Multiply by the conjugate first to make $$\int\frac{dx}{x+\sqrt{9x^2-9x+2}}=\int\frac{\sqrt{9 x^2-9 x+2}-x}{8 x^2-9 x+2} \,dx$$ $$I_2=\int\frac{x}{8 x^2-9 x+2} \,dx=\frac 1{16}\int\frac{16x-9+9}{8 x^2-9 x+2} \,dx$$ $$I_2=\frac 1{16}\int\frac{16x-9}{8 x^2-9 x+2} \,dx+\frac 9{16}\int\frac{dx}{8 x^2-9 x+2} $$ The first one is obvious and the second one is simple (if required, use partial fractions).

Now, we are left with $$I_1=\int\frac{\sqrt{9 x^2-9 x+2}}{8 x^2-9 x+2} \,dx$$ which looks to be much more difficult.

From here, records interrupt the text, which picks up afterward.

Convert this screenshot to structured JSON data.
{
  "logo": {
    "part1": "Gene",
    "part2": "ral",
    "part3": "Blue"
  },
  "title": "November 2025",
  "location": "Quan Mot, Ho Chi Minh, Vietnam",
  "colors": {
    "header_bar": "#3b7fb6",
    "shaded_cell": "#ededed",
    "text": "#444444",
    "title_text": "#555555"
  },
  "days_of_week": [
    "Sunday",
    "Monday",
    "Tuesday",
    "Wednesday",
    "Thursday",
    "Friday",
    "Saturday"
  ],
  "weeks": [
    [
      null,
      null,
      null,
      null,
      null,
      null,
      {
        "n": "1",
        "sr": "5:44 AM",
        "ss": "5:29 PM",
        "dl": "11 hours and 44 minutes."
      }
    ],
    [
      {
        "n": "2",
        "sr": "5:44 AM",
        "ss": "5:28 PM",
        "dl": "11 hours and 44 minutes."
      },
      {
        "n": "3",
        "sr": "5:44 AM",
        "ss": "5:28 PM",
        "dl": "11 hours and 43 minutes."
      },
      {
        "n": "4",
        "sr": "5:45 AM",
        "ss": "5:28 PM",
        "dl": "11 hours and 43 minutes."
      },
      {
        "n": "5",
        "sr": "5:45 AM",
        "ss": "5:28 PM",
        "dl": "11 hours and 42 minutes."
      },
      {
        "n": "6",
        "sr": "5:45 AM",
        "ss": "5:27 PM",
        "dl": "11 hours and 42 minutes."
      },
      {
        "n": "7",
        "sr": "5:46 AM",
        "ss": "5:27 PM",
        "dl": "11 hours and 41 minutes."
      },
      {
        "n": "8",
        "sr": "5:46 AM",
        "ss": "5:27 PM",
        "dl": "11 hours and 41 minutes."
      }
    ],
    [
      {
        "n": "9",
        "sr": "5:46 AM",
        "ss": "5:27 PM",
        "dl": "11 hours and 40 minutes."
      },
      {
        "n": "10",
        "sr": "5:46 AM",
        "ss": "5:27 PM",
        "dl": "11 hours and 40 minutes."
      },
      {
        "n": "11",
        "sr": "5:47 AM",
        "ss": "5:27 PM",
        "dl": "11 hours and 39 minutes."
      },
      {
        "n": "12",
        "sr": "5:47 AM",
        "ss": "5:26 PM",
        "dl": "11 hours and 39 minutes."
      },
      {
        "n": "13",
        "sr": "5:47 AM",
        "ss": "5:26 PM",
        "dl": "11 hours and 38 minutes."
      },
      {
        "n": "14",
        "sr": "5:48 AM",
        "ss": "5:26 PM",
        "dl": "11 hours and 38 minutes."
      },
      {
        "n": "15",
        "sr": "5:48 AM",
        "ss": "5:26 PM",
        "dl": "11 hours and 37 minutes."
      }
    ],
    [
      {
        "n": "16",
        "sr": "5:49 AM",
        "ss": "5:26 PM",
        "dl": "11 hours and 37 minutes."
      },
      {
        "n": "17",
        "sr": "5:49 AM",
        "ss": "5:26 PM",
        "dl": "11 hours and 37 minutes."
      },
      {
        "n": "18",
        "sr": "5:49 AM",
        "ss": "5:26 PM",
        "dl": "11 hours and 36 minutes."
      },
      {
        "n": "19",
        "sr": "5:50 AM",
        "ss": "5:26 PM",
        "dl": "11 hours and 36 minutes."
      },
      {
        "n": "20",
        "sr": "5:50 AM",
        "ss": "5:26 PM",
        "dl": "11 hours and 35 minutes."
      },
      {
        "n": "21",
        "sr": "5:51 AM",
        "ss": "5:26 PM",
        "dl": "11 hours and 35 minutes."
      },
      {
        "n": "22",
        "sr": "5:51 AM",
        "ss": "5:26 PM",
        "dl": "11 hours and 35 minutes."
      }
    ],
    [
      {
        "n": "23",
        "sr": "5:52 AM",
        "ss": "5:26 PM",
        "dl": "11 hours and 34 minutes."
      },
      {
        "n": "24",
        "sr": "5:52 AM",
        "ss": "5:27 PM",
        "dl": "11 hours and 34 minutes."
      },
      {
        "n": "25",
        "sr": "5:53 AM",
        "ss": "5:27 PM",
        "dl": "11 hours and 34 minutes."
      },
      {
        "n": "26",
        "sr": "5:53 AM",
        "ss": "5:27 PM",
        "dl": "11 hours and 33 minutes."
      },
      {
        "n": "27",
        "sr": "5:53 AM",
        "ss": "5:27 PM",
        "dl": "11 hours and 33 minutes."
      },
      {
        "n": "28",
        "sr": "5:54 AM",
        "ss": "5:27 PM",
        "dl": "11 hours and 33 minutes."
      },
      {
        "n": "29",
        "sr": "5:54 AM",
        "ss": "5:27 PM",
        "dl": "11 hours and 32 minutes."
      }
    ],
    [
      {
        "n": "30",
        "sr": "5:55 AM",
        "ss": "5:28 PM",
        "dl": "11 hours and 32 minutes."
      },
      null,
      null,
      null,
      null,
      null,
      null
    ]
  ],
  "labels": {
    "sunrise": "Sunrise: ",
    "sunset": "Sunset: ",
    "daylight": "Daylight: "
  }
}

However, partial fraction decomposition, we have $$\frac 1{8 x^2-9 x+2}=\frac{1}{8 (a-b) (x-a)}-\frac{1}{8 (a-b) (x-b)}$$ and you can find the required integral in the "Table of Integrals, Series, and Products" (seventh edition) by I.S. Gradshteyn and I.M. Ryzhik.

The global result will not look very nice.